Murat, insan ticaretine karşı etkili bir mücadele için yasal eksikliklerin giderilmesi gerektiğini vurgulayarak, “Ancak devlet içinde bu suçları işleyen çeteler ve onlara fırsat tanıyanlar var” diye ekledi. Murat, insan ticaretinin önlenmesi için yurtdışından işçi getirilmesine yönelik katı kurallar içeren sistemin acil olarak hayata geçirilmesi gerektiğini vurguladı.
Avukat Aslı Murat ile sosyal ve yapısal sorunları konuştuk…
– Ülkede artan suç oranlarının önüne geçebilmek için neler yapılmalı?
Suçlar kamu düzenini, toplumun huzur ve güvenliğini bozan fiillerdir. Bu sebeple bireye karşı işlense bile aslında toplumun genelini ilgilendirir. Cezalandırmada, suç işleyen insanın ıslahının amaçlanması yanında topluma da bir ders verilir aslında. Ama bizde devlet sadece suç işlendikten sonraki aşamada devreye giriyor. Mahkemelerdeki ceza davalarında yaşanan yoğunluk ve cezaevinin yeni yapılmasına rağmen kapasitesini kısa sürede aşması da bunu kanıtlıyor. Suçun önlenmesi kısmında ihmale varacak bir boşluk var. Halbuki önemli olan suçun ortaya çıkmadan engellenmesidir. Bu noktada özellikle yoğunlukla işlenen suçların ortaya çıkış nedenleri üzerine saptama yapıp, gereken sosyal politikaları hayata geçirmek gerekir. Mesela Mahkeme’nin yayınladığı 2023 istatistiklerine göre uyuşturucu maddeler ile ilgili suçlar birinci sırada, resmi evrakta sahtecilik – sahte resmi belge düzenleme – başkasının kimliğine bürünme gibi suçlar ise ikinci sırada yere alıyor. Fiziksel ve cinsel şiddet gibi suçların da azımsanmayacak bir noktaya varıldığı görülüyor. Devletin geri kalanı bunları görüyor ama ne yapıyor? Hatta şu anki hükümetin, devlet idaresine atadığı pek çok kişi bile sahtecilik suçlarından yargılanmayı bekliyor.
Tabii ki suçtan arınmış bir toplum yoktur ama bu kadar küçücük bir ada yarısındaki suçluluk oranları, daha fazla zaman kaybetmeden mercek altına alınması gereken boyuttadır. Önemli olan suça iten sebepleri tespit edip, onları mümkün olduğunca ortadan kaldırmaktır.

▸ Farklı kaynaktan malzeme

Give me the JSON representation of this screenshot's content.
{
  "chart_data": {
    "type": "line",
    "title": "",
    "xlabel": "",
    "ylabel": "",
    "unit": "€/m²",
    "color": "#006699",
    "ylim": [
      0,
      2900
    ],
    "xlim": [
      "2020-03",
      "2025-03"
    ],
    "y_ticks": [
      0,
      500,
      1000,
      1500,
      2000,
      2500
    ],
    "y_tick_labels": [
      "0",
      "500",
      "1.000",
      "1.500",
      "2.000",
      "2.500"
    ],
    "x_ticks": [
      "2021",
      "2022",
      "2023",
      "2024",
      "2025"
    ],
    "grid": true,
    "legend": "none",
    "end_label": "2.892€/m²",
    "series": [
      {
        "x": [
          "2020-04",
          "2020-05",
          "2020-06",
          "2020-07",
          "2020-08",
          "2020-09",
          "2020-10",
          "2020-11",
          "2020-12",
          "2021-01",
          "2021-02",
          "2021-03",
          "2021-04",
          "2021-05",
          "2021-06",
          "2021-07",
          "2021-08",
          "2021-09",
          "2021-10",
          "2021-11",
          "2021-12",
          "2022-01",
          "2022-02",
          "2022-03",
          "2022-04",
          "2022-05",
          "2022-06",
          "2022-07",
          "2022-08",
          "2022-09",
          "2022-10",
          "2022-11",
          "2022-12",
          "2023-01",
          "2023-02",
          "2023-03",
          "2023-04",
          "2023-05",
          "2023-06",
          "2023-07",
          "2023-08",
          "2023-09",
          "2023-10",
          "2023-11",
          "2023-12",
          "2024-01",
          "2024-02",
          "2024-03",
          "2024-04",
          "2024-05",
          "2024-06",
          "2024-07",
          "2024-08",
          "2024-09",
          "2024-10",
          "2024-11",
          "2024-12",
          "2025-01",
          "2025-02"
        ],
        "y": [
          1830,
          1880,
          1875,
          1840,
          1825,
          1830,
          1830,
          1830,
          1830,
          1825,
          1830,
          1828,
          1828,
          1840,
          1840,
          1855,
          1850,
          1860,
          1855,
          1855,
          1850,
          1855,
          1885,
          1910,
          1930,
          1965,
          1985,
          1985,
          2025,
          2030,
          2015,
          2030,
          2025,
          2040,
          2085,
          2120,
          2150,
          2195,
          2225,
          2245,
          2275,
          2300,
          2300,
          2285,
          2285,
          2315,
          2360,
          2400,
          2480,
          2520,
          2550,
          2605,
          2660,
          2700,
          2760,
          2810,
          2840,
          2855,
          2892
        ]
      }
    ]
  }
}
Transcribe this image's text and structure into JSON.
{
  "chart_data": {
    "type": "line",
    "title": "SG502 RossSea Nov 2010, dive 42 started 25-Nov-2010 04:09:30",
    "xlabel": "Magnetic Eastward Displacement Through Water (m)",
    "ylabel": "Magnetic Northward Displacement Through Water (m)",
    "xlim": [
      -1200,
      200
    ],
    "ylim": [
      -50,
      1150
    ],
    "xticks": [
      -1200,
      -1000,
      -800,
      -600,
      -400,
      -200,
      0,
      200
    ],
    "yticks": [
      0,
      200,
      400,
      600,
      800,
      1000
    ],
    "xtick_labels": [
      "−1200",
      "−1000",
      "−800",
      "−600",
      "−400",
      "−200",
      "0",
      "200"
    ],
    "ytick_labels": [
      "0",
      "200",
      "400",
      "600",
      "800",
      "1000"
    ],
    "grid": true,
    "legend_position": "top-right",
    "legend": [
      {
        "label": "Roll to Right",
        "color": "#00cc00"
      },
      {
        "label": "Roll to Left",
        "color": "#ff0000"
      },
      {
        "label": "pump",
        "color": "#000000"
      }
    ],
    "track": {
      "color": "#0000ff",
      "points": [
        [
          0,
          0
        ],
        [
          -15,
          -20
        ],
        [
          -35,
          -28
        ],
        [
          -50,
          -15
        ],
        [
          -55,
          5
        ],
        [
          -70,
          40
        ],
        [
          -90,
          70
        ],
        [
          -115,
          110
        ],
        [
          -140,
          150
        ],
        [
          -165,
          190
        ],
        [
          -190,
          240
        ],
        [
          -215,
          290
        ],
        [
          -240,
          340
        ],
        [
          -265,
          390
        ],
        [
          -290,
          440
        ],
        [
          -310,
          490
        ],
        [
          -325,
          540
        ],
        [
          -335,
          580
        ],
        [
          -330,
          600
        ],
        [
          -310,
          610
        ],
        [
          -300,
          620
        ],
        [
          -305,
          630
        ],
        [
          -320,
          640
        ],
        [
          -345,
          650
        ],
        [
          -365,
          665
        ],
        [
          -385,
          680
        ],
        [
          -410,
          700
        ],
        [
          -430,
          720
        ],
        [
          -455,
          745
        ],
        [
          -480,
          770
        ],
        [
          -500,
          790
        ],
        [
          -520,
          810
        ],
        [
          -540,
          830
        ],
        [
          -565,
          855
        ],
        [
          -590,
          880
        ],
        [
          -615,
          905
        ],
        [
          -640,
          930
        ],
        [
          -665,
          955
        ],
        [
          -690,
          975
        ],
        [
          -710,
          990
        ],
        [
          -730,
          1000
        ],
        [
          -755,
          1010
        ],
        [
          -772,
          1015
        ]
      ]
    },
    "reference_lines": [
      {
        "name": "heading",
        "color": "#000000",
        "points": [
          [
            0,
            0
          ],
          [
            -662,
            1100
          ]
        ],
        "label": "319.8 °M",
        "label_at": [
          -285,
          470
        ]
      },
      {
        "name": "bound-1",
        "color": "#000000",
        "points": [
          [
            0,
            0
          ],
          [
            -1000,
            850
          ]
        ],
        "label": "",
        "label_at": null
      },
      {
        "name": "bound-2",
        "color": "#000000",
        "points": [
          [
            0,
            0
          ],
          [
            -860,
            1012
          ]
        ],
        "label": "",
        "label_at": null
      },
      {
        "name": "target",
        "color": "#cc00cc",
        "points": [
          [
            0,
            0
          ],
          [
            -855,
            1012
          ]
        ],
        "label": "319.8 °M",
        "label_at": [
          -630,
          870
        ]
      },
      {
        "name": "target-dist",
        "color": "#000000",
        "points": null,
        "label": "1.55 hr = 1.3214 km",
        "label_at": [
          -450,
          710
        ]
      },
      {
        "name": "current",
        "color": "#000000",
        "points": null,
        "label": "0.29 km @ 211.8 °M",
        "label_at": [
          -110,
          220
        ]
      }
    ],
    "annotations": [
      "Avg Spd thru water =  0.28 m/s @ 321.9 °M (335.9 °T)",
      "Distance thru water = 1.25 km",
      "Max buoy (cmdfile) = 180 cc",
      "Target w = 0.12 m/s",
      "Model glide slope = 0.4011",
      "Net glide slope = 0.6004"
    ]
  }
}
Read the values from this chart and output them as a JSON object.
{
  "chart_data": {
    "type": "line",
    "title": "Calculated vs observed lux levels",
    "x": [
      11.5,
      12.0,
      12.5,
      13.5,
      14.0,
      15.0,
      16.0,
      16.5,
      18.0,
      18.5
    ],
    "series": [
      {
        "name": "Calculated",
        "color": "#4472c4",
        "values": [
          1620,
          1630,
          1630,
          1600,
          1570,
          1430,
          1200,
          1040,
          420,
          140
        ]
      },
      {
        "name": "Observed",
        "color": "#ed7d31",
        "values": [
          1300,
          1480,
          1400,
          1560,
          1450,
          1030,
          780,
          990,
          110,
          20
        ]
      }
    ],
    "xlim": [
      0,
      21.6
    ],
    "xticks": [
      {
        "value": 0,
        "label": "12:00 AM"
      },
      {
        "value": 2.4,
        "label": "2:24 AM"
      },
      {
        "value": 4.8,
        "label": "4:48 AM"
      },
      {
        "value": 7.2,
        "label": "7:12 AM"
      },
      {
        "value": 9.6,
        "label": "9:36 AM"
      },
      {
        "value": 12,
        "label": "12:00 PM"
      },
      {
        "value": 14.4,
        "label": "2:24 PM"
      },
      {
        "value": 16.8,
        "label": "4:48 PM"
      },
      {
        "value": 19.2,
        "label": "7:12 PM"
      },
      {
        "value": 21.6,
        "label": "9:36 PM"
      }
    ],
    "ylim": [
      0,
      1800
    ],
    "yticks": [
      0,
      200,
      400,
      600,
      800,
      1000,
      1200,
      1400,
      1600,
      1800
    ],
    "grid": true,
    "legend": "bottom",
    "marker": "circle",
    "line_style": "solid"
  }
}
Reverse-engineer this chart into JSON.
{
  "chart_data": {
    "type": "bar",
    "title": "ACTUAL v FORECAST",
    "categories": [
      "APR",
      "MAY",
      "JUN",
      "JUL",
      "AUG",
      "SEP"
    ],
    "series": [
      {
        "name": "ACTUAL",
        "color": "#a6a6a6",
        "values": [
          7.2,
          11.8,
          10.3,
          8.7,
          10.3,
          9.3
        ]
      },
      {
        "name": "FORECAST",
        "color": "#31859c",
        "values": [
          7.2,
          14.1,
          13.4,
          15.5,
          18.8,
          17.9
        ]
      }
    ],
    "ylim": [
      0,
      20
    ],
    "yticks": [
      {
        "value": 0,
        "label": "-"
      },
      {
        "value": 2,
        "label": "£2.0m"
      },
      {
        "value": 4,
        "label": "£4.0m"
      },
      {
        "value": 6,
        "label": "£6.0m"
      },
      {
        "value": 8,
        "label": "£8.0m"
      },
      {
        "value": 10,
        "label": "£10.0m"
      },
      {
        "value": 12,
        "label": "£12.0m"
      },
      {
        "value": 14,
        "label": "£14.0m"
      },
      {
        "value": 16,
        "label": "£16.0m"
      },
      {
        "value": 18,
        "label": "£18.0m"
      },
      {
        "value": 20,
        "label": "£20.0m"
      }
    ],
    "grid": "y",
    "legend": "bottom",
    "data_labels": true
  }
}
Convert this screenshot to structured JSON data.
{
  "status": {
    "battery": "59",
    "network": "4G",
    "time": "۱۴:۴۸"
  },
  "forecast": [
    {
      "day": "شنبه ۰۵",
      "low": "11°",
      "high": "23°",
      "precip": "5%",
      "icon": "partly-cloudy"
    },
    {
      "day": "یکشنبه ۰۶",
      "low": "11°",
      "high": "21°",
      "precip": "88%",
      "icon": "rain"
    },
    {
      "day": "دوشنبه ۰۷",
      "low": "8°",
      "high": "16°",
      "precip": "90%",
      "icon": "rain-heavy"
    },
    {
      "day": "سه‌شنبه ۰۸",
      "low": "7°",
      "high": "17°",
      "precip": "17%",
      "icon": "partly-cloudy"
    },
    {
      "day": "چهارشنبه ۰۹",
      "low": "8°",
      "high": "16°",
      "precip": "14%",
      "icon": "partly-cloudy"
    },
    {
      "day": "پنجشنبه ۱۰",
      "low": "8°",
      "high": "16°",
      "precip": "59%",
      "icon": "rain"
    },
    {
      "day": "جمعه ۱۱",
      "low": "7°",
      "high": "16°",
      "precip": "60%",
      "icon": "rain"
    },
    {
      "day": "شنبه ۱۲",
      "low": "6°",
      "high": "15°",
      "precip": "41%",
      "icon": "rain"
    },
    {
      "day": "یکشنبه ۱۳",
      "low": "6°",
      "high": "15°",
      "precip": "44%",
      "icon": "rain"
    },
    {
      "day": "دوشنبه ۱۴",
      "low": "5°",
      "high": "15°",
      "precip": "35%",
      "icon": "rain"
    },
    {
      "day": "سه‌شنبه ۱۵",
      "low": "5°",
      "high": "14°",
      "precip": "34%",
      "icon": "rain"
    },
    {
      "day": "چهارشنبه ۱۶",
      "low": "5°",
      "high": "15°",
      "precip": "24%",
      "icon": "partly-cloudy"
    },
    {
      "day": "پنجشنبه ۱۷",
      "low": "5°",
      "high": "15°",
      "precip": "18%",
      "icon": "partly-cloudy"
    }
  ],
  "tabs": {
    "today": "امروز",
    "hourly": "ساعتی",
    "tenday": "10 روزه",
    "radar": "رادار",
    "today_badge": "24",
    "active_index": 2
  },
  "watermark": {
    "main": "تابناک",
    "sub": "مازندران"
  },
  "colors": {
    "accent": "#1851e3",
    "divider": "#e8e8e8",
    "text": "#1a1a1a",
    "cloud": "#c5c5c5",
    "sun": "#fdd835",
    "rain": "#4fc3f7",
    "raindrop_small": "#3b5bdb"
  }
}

Özellikle Sosyal Hizmetler Dairesi’nin güçlendirilerek suçların yoğun olarak meydana geldiği fiziki ve sosyal ortamların tespit edilmesi ve her bölgenin kendi koşulları çerçevesinde özel çalışmalar yapılması gerekir. Son zamanlarda dikkatimi çeken bir diğer husus da, bazı bölgelerde farklı toplumsal grupların gettolaşmasından kaynaklanan sorunlardır. Ekonomik ve sosyal farklılıktan ziyade kültürel manada da değişken bir yapıya doğru evriliyoruz. Bunu muhafazakar bir yereden söylemiyorum ama eğer bu yapılar arasında bir entegrasyon sağlanmaz ve gettolaşan bölgelerde hizmet veren devlet kurumları feodal ilişkilerin etkisi altına girerse sorunlar daha da büyüyecektir. Bu sorun beraberinde adalet mekanizmasının çalışmasını engelleyecek, hak ihlallerini arttıracak ve yabancı düşmanlığını körükleyip toplumsal gruplar arasında ciddi çatışmalara neden olacaktır.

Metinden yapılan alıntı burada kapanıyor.